Nessuno immagina si debba rifiutare assistenza a quei bambini, ma così procedendo si favorisce un mercato dell’abbandono. Il che genera fenomeni di rigetto, che se isolati dal contesto sembrano esecrabili, in realtà sono piuttosto pratici. Per capire guardiamo i numeri di un piccolo comune della Lomellina, Sant’Angelo, sindaco Matteo Grossi (cui li ho chiesti): il bilancio comunale si aggira attorno agli 800mila euro; più di 700mila se ne vanno in spese fisse, quindi ne restano meno di 100mila per far cose che riguardano la cittadinanza (luci, giardini, decoro, ambulatori, e via così); nel 2018 la spesa per il pagamento delle rette a minori in difficoltà o abbandono ammonta a 73.720 euro, nel 2017 a 113.382, nel 2016 a 93.271 e si può andare indietro nel tempo constatando lo steso fenomeno: di soldi per la cittadinanza non ce ne sono, anzi, si contraggono debiti per pagare le rette.
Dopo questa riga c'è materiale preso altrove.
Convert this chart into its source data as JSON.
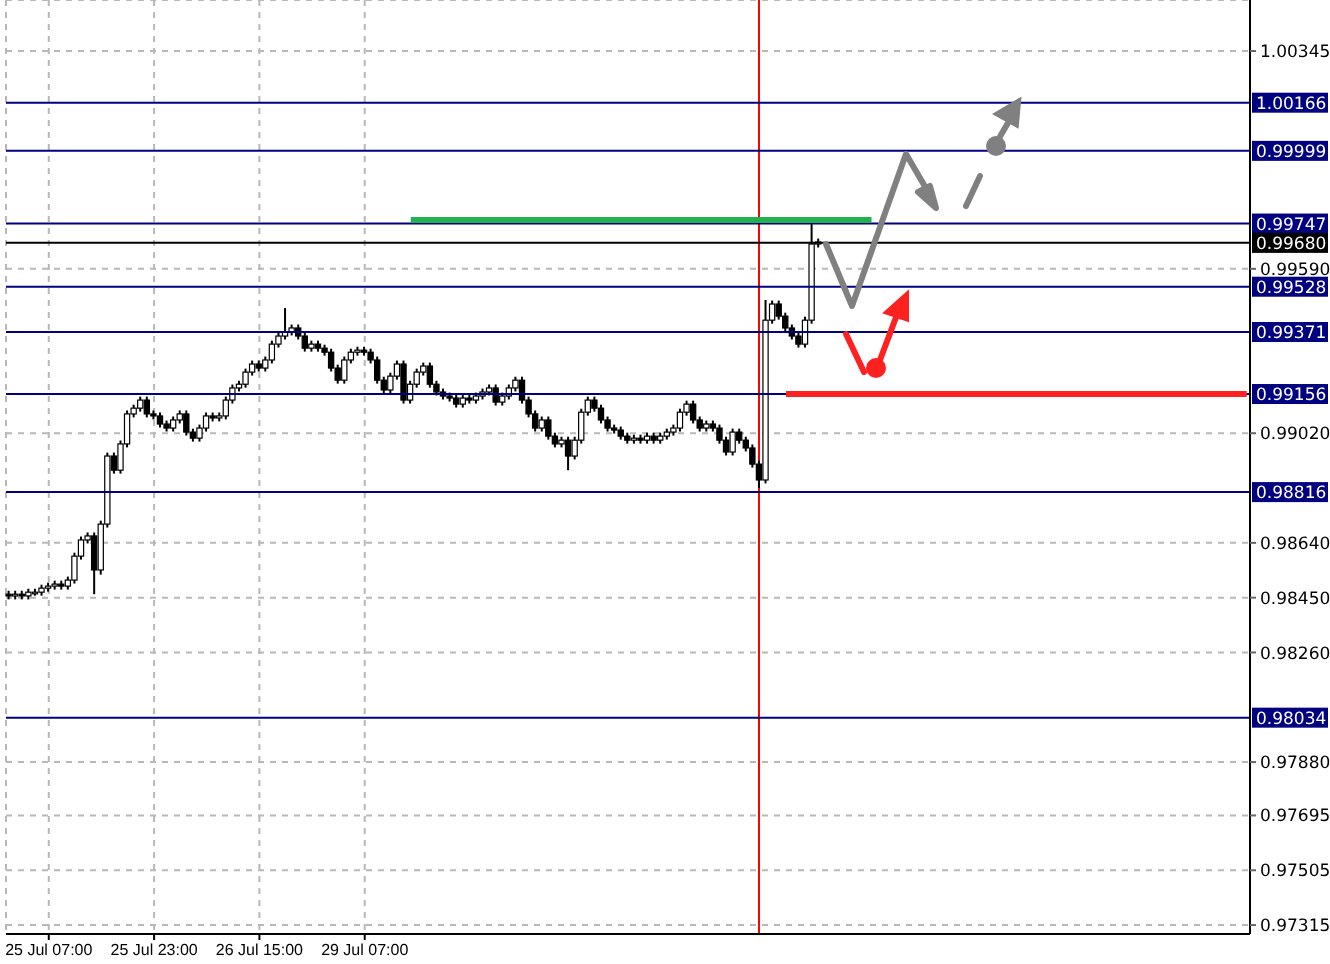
{
  "chart_data": {
    "type": "candlestick",
    "color": "#000000",
    "grid": true,
    "categories": [
      null,
      null,
      null,
      null,
      null,
      null,
      "25 Jul 07:00",
      null,
      null,
      null,
      null,
      null,
      null,
      null,
      null,
      null,
      null,
      null,
      null,
      null,
      null,
      null,
      "25 Jul 23:00",
      null,
      null,
      null,
      null,
      null,
      null,
      null,
      null,
      null,
      null,
      null,
      null,
      null,
      null,
      null,
      "26 Jul 15:00",
      null,
      null,
      null,
      null,
      null,
      null,
      null,
      null,
      null,
      null,
      null,
      null,
      null,
      null,
      null,
      "29 Jul 07:00",
      null,
      null,
      null,
      null,
      null,
      null,
      null,
      null,
      null,
      null,
      null,
      null,
      null,
      null,
      null,
      null,
      null,
      null,
      null,
      null,
      null,
      null,
      null,
      null,
      null,
      null,
      null,
      null,
      null,
      null,
      null,
      null,
      null,
      null,
      null,
      null,
      null,
      null,
      null,
      null,
      null,
      null,
      null,
      null,
      null,
      null,
      null,
      null,
      null,
      null,
      null,
      null,
      null,
      null,
      null,
      null,
      null,
      null,
      null,
      null,
      null,
      null,
      null,
      null,
      null,
      null,
      null,
      null,
      null,
      null,
      null,
      null,
      null,
      null,
      null,
      null,
      null,
      null,
      null,
      null,
      null,
      null,
      null,
      null,
      null,
      null,
      null,
      null,
      null,
      null,
      null,
      null,
      null,
      null,
      null,
      null,
      null,
      null,
      null,
      null,
      null,
      null,
      null,
      null,
      null,
      null,
      null,
      null,
      null,
      null,
      null,
      null,
      null,
      null,
      null,
      null,
      null,
      null,
      null,
      null,
      null,
      null,
      null,
      null,
      null,
      null,
      null,
      null,
      null,
      null,
      null,
      null,
      null,
      null
    ],
    "ohlc": [
      [
        0.98462,
        0.98474,
        0.98444,
        0.98456
      ],
      [
        0.98456,
        0.98474,
        0.98444,
        0.98462
      ],
      [
        0.98462,
        0.98474,
        0.98444,
        0.98456
      ],
      [
        0.98456,
        0.98481,
        0.98444,
        0.98469
      ],
      [
        0.98469,
        0.98481,
        0.98457,
        0.98469
      ],
      [
        0.98469,
        0.98495,
        0.98457,
        0.98483
      ],
      [
        0.98483,
        0.98502,
        0.98471,
        0.9849
      ],
      [
        0.9849,
        0.98509,
        0.98478,
        0.98497
      ],
      [
        0.98497,
        0.98509,
        0.98478,
        0.9849
      ],
      [
        0.9849,
        0.98523,
        0.98478,
        0.98511
      ],
      [
        0.98511,
        0.98606,
        0.98499,
        0.98594
      ],
      [
        0.98594,
        0.98662,
        0.98582,
        0.9865
      ],
      [
        0.9865,
        0.98676,
        0.98638,
        0.98664
      ],
      [
        0.98664,
        0.98676,
        0.98462,
        0.98546
      ],
      [
        0.98546,
        0.98717,
        0.9853,
        0.98705
      ],
      [
        0.98705,
        0.98953,
        0.98693,
        0.98941
      ],
      [
        0.98941,
        0.98953,
        0.9888,
        0.98892
      ],
      [
        0.98892,
        0.98995,
        0.9888,
        0.98983
      ],
      [
        0.98983,
        0.99099,
        0.98971,
        0.99087
      ],
      [
        0.99087,
        0.99119,
        0.99075,
        0.99107
      ],
      [
        0.99107,
        0.99147,
        0.99095,
        0.99135
      ],
      [
        0.99135,
        0.99147,
        0.99075,
        0.99087
      ],
      [
        0.99087,
        0.99099,
        0.99068,
        0.9908
      ],
      [
        0.9908,
        0.99092,
        0.9904,
        0.99052
      ],
      [
        0.99052,
        0.99064,
        0.99026,
        0.99038
      ],
      [
        0.99038,
        0.99078,
        0.99026,
        0.99066
      ],
      [
        0.99066,
        0.99099,
        0.99054,
        0.99087
      ],
      [
        0.99087,
        0.99099,
        0.99012,
        0.99024
      ],
      [
        0.99024,
        0.99036,
        0.98991,
        0.99003
      ],
      [
        0.99003,
        0.9905,
        0.98991,
        0.99038
      ],
      [
        0.99038,
        0.99092,
        0.99026,
        0.9908
      ],
      [
        0.9908,
        0.99092,
        0.99061,
        0.99073
      ],
      [
        0.99073,
        0.99092,
        0.99061,
        0.9908
      ],
      [
        0.9908,
        0.99147,
        0.99068,
        0.99135
      ],
      [
        0.99135,
        0.99189,
        0.99123,
        0.99177
      ],
      [
        0.99177,
        0.99202,
        0.99165,
        0.9919
      ],
      [
        0.9919,
        0.99244,
        0.99178,
        0.99232
      ],
      [
        0.99232,
        0.99272,
        0.9922,
        0.9926
      ],
      [
        0.9926,
        0.99272,
        0.99234,
        0.99246
      ],
      [
        0.99246,
        0.99286,
        0.99234,
        0.99274
      ],
      [
        0.99274,
        0.99341,
        0.99262,
        0.99329
      ],
      [
        0.99329,
        0.99369,
        0.99317,
        0.99357
      ],
      [
        0.99357,
        0.99454,
        0.99345,
        0.99371
      ],
      [
        0.99371,
        0.99397,
        0.99359,
        0.99385
      ],
      [
        0.99385,
        0.99397,
        0.99345,
        0.99357
      ],
      [
        0.99357,
        0.99369,
        0.99303,
        0.99315
      ],
      [
        0.99315,
        0.99341,
        0.99303,
        0.99329
      ],
      [
        0.99329,
        0.99341,
        0.99303,
        0.99315
      ],
      [
        0.99315,
        0.99327,
        0.99289,
        0.99301
      ],
      [
        0.99301,
        0.99313,
        0.99234,
        0.99246
      ],
      [
        0.99246,
        0.99258,
        0.99192,
        0.99204
      ],
      [
        0.99204,
        0.99286,
        0.99192,
        0.99274
      ],
      [
        0.99274,
        0.99313,
        0.99262,
        0.99301
      ],
      [
        0.99301,
        0.9932,
        0.99289,
        0.99308
      ],
      [
        0.99308,
        0.9932,
        0.99289,
        0.99301
      ],
      [
        0.99301,
        0.99313,
        0.99262,
        0.99274
      ],
      [
        0.99274,
        0.99286,
        0.99192,
        0.99204
      ],
      [
        0.99204,
        0.99216,
        0.99158,
        0.9917
      ],
      [
        0.9917,
        0.9923,
        0.99158,
        0.99218
      ],
      [
        0.99218,
        0.99272,
        0.99206,
        0.9926
      ],
      [
        0.9926,
        0.99272,
        0.99123,
        0.99135
      ],
      [
        0.99135,
        0.99202,
        0.99123,
        0.9919
      ],
      [
        0.9919,
        0.99244,
        0.99178,
        0.99232
      ],
      [
        0.99232,
        0.99265,
        0.9922,
        0.99253
      ],
      [
        0.99253,
        0.99265,
        0.99178,
        0.9919
      ],
      [
        0.9919,
        0.99202,
        0.99151,
        0.99163
      ],
      [
        0.99163,
        0.99175,
        0.99137,
        0.99149
      ],
      [
        0.99149,
        0.99161,
        0.9913,
        0.99142
      ],
      [
        0.99142,
        0.99154,
        0.99109,
        0.99121
      ],
      [
        0.99121,
        0.99154,
        0.99109,
        0.99142
      ],
      [
        0.99142,
        0.99154,
        0.99123,
        0.99135
      ],
      [
        0.99135,
        0.99161,
        0.99123,
        0.99149
      ],
      [
        0.99149,
        0.99175,
        0.99137,
        0.99163
      ],
      [
        0.99163,
        0.99189,
        0.99151,
        0.99177
      ],
      [
        0.99177,
        0.99189,
        0.99116,
        0.99128
      ],
      [
        0.99128,
        0.99161,
        0.99116,
        0.99149
      ],
      [
        0.99149,
        0.99189,
        0.99137,
        0.99177
      ],
      [
        0.99177,
        0.99216,
        0.99165,
        0.99204
      ],
      [
        0.99204,
        0.99216,
        0.99123,
        0.99135
      ],
      [
        0.99135,
        0.99147,
        0.99075,
        0.99087
      ],
      [
        0.99087,
        0.99099,
        0.99026,
        0.99038
      ],
      [
        0.99038,
        0.99078,
        0.99026,
        0.99066
      ],
      [
        0.99066,
        0.99078,
        0.98998,
        0.9901
      ],
      [
        0.9901,
        0.99022,
        0.98971,
        0.98983
      ],
      [
        0.98983,
        0.99008,
        0.98971,
        0.98996
      ],
      [
        0.98996,
        0.99008,
        0.98892,
        0.98941
      ],
      [
        0.98941,
        0.99008,
        0.98929,
        0.98996
      ],
      [
        0.98996,
        0.99105,
        0.98984,
        0.99093
      ],
      [
        0.99093,
        0.99147,
        0.99081,
        0.99135
      ],
      [
        0.99135,
        0.99147,
        0.99095,
        0.99107
      ],
      [
        0.99107,
        0.99119,
        0.99054,
        0.99066
      ],
      [
        0.99066,
        0.99078,
        0.99026,
        0.99038
      ],
      [
        0.99038,
        0.9905,
        0.99019,
        0.99031
      ],
      [
        0.99031,
        0.99043,
        0.98998,
        0.9901
      ],
      [
        0.9901,
        0.99022,
        0.98984,
        0.98996
      ],
      [
        0.98996,
        0.99015,
        0.98984,
        0.99003
      ],
      [
        0.99003,
        0.99015,
        0.98984,
        0.98996
      ],
      [
        0.98996,
        0.99022,
        0.98984,
        0.9901
      ],
      [
        0.9901,
        0.99022,
        0.98984,
        0.98996
      ],
      [
        0.98996,
        0.99022,
        0.98984,
        0.9901
      ],
      [
        0.9901,
        0.99036,
        0.98998,
        0.99024
      ],
      [
        0.99024,
        0.9905,
        0.99012,
        0.99038
      ],
      [
        0.99038,
        0.99105,
        0.99026,
        0.99093
      ],
      [
        0.99093,
        0.99133,
        0.99081,
        0.99121
      ],
      [
        0.99121,
        0.99133,
        0.99054,
        0.99066
      ],
      [
        0.99066,
        0.99078,
        0.99026,
        0.99038
      ],
      [
        0.99038,
        0.99064,
        0.99026,
        0.99052
      ],
      [
        0.99052,
        0.99064,
        0.99026,
        0.99038
      ],
      [
        0.99038,
        0.9905,
        0.98984,
        0.98996
      ],
      [
        0.98996,
        0.99008,
        0.98943,
        0.98955
      ],
      [
        0.98955,
        0.99036,
        0.98943,
        0.99024
      ],
      [
        0.99024,
        0.99036,
        0.98984,
        0.98996
      ],
      [
        0.98996,
        0.99008,
        0.98957,
        0.98969
      ],
      [
        0.98969,
        0.98981,
        0.98901,
        0.98913
      ],
      [
        0.98913,
        0.98925,
        0.9883,
        0.98858
      ],
      [
        0.98858,
        0.99482,
        0.98846,
        0.99412
      ],
      [
        0.99412,
        0.9948,
        0.994,
        0.99468
      ],
      [
        0.99468,
        0.9948,
        0.99414,
        0.99426
      ],
      [
        0.99426,
        0.99438,
        0.99373,
        0.99385
      ],
      [
        0.99385,
        0.99397,
        0.99345,
        0.99357
      ],
      [
        0.99357,
        0.99369,
        0.99317,
        0.99329
      ],
      [
        0.99329,
        0.99424,
        0.99317,
        0.99412
      ],
      [
        0.99412,
        0.99745,
        0.994,
        0.99676
      ],
      [
        0.99676,
        0.99695,
        0.99664,
        0.99683
      ],
      null,
      null,
      null,
      null,
      null,
      null,
      null,
      null,
      null,
      null,
      null,
      null,
      null,
      null,
      null,
      null,
      null,
      null,
      null,
      null,
      null,
      null,
      null,
      null,
      null,
      null,
      null,
      null,
      null,
      null,
      null,
      null,
      null,
      null,
      null,
      null,
      null,
      null,
      null,
      null,
      null,
      null,
      null,
      null,
      null,
      null,
      null,
      null,
      null,
      null,
      null,
      null,
      null,
      null,
      null,
      null,
      null,
      null,
      null,
      null,
      null,
      null,
      null,
      null,
      null
    ],
    "series": [
      {
        "type": "line",
        "color": "#22b14c",
        "values": [
          null,
          null,
          null,
          null,
          null,
          null,
          null,
          null,
          null,
          null,
          null,
          null,
          null,
          null,
          null,
          null,
          null,
          null,
          null,
          null,
          null,
          null,
          null,
          null,
          null,
          null,
          null,
          null,
          null,
          null,
          null,
          null,
          null,
          null,
          null,
          null,
          null,
          null,
          null,
          null,
          null,
          null,
          null,
          null,
          null,
          null,
          null,
          null,
          null,
          null,
          null,
          null,
          null,
          null,
          null,
          null,
          null,
          null,
          null,
          null,
          null,
          0.99759,
          0.99759,
          0.99759,
          0.99759,
          0.99759,
          0.99759,
          0.99759,
          0.99759,
          0.99759,
          0.99759,
          0.99759,
          0.99759,
          0.99759,
          0.99759,
          0.99759,
          0.99759,
          0.99759,
          0.99759,
          0.99759,
          0.99759,
          0.99759,
          0.99759,
          0.99759,
          0.99759,
          0.99759,
          0.99759,
          0.99759,
          0.99759,
          0.99759,
          0.99759,
          0.99759,
          0.99759,
          0.99759,
          0.99759,
          0.99759,
          0.99759,
          0.99759,
          0.99759,
          0.99759,
          0.99759,
          0.99759,
          0.99759,
          0.99759,
          0.99759,
          0.99759,
          0.99759,
          0.99759,
          0.99759,
          0.99759,
          0.99759,
          0.99759,
          0.99759,
          0.99759,
          0.99759,
          0.99759,
          0.99759,
          0.99759,
          0.99759,
          0.99759,
          0.99759,
          0.99759,
          0.99759,
          0.99759,
          0.99759,
          0.99759,
          0.99759,
          0.99759,
          0.99759,
          0.99759,
          0.99759,
          0.99759,
          null,
          null,
          null,
          null,
          null,
          null,
          null,
          null,
          null,
          null,
          null,
          null,
          null,
          null,
          null,
          null,
          null,
          null,
          null,
          null,
          null,
          null,
          null,
          null,
          null,
          null,
          null,
          null,
          null,
          null,
          null,
          null,
          null,
          null,
          null,
          null,
          null,
          null,
          null,
          null,
          null,
          null,
          null,
          null,
          null,
          null,
          null,
          null,
          null,
          null,
          null,
          null,
          null,
          null,
          null,
          null,
          null
        ]
      },
      {
        "type": "line",
        "color": "#ff2020",
        "values": [
          null,
          null,
          null,
          null,
          null,
          null,
          null,
          null,
          null,
          null,
          null,
          null,
          null,
          null,
          null,
          null,
          null,
          null,
          null,
          null,
          null,
          null,
          null,
          null,
          null,
          null,
          null,
          null,
          null,
          null,
          null,
          null,
          null,
          null,
          null,
          null,
          null,
          null,
          null,
          null,
          null,
          null,
          null,
          null,
          null,
          null,
          null,
          null,
          null,
          null,
          null,
          null,
          null,
          null,
          null,
          null,
          null,
          null,
          null,
          null,
          null,
          null,
          null,
          null,
          null,
          null,
          null,
          null,
          null,
          null,
          null,
          null,
          null,
          null,
          null,
          null,
          null,
          null,
          null,
          null,
          null,
          null,
          null,
          null,
          null,
          null,
          null,
          null,
          null,
          null,
          null,
          null,
          null,
          null,
          null,
          null,
          null,
          null,
          null,
          null,
          null,
          null,
          null,
          null,
          null,
          null,
          null,
          null,
          null,
          null,
          null,
          null,
          null,
          null,
          null,
          null,
          null,
          null,
          0.99156,
          0.99156,
          0.99156,
          0.99156,
          0.99156,
          0.99156,
          0.99156,
          0.99156,
          0.99156,
          0.99156,
          0.99156,
          0.99156,
          0.99156,
          0.99156,
          0.99156,
          0.99156,
          0.99156,
          0.99156,
          0.99156,
          0.99156,
          0.99156,
          0.99156,
          0.99156,
          0.99156,
          0.99156,
          0.99156,
          0.99156,
          0.99156,
          0.99156,
          0.99156,
          0.99156,
          0.99156,
          0.99156,
          0.99156,
          0.99156,
          0.99156,
          0.99156,
          0.99156,
          0.99156,
          0.99156,
          0.99156,
          0.99156,
          0.99156,
          0.99156,
          0.99156,
          0.99156,
          0.99156,
          0.99156,
          0.99156,
          0.99156,
          0.99156,
          0.99156,
          0.99156,
          0.99156,
          0.99156,
          0.99156,
          0.99156,
          0.99156,
          0.99156,
          0.99156,
          0.99156,
          0.99156,
          0.99156,
          0.99156,
          0.99156,
          0.99156,
          0.99156,
          0.99156,
          0.99156,
          0.99156,
          0.99156
        ]
      }
    ],
    "ylim": [
      0.97284,
      1.00522
    ],
    "yticks": [
      1.00345,
      {
        "value": 0.9959,
        "label": "0.99590"
      },
      {
        "value": 0.9902,
        "label": "0.99020"
      },
      {
        "value": 0.9864,
        "label": "0.98640"
      },
      {
        "value": 0.9845,
        "label": "0.98450"
      },
      {
        "value": 0.9826,
        "label": "0.98260"
      },
      {
        "value": 0.9788,
        "label": "0.97880"
      },
      0.97695,
      0.97505,
      0.97315
    ],
    "ref_lines": [
      {
        "axis": "y",
        "value": 1.00166,
        "label": "1.00166",
        "color": "#000080"
      },
      {
        "axis": "y",
        "value": 0.99999,
        "label": "0.99999",
        "color": "#000080"
      },
      {
        "axis": "y",
        "value": 0.99747,
        "label": "0.99747",
        "color": "#000080"
      },
      {
        "axis": "y",
        "value": 0.9968,
        "label": "0.99680",
        "color": "#000000"
      },
      {
        "axis": "y",
        "value": 0.99528,
        "label": "0.99528",
        "color": "#000080"
      },
      {
        "axis": "y",
        "value": 0.99371,
        "label": "0.99371",
        "color": "#000080"
      },
      {
        "axis": "y",
        "value": 0.99156,
        "label": "0.99156",
        "color": "#000080"
      },
      {
        "axis": "y",
        "value": 0.98816,
        "label": "0.98816",
        "color": "#000080"
      },
      {
        "axis": "y",
        "value": 0.98034,
        "label": "0.98034",
        "color": "#000080"
      }
    ]
  }
}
Il comune non può scegliere né l’istituto al quale affidarli né trattare il quantum. Deve solo pagare.

Questo genera un’altra piaga: se, magari, mandi i vigili urbani, quelli del fuoco, l’Asl o chi altri possa essere utile a intervenire in una condizione di disagio quelli devono stare attenti a non accertare troppo, perché se tornano indietro dicendo che c’è una famiglia che vive in condizioni inaccettabili il comune va in bancarotta. Ergo: i minori che vengono scientemente abbandonati o arrestati li devi mantenere per forza, perché non puoi non vederli, mentre quelli in miseria inaccettabile fai finta di non vederli, per non doverli mantenere. E non perché sei un odioso avaro, ma perché i soldi non li hai.

Incivile. Inammissibile. Vergognoso. Immorale e degradante per tutti noi. La soluzione c’è: la legge va adeguata alla realtà e quei minori non devono essere a carico dei comuni, ma dello Stato, con competenza al ministero degli Interni. Questo consentirebbe di avere una gestione unica degli affidi agli istituti, con economie di scala e risparmi sui costi, nonché di evitare la grottesca disparità a seconda che il comune di partenza abbia o non abbia i soldi per pagare l’assistenza. La mano che assegna e quella che paga deve essere la stessa. E non può che essere unica a livello nazionale. Al comune, semmai, va lasciato il compito di segnalare le situazioni di disagio.

Ogni giorno che si perde, non agendo in questo modo, è un giorno in più regalato al lievitare di ostilità, chiusure e rancori, senza dimenticare l’aspetto più importante: il presente e il futuro negati a quei bambini.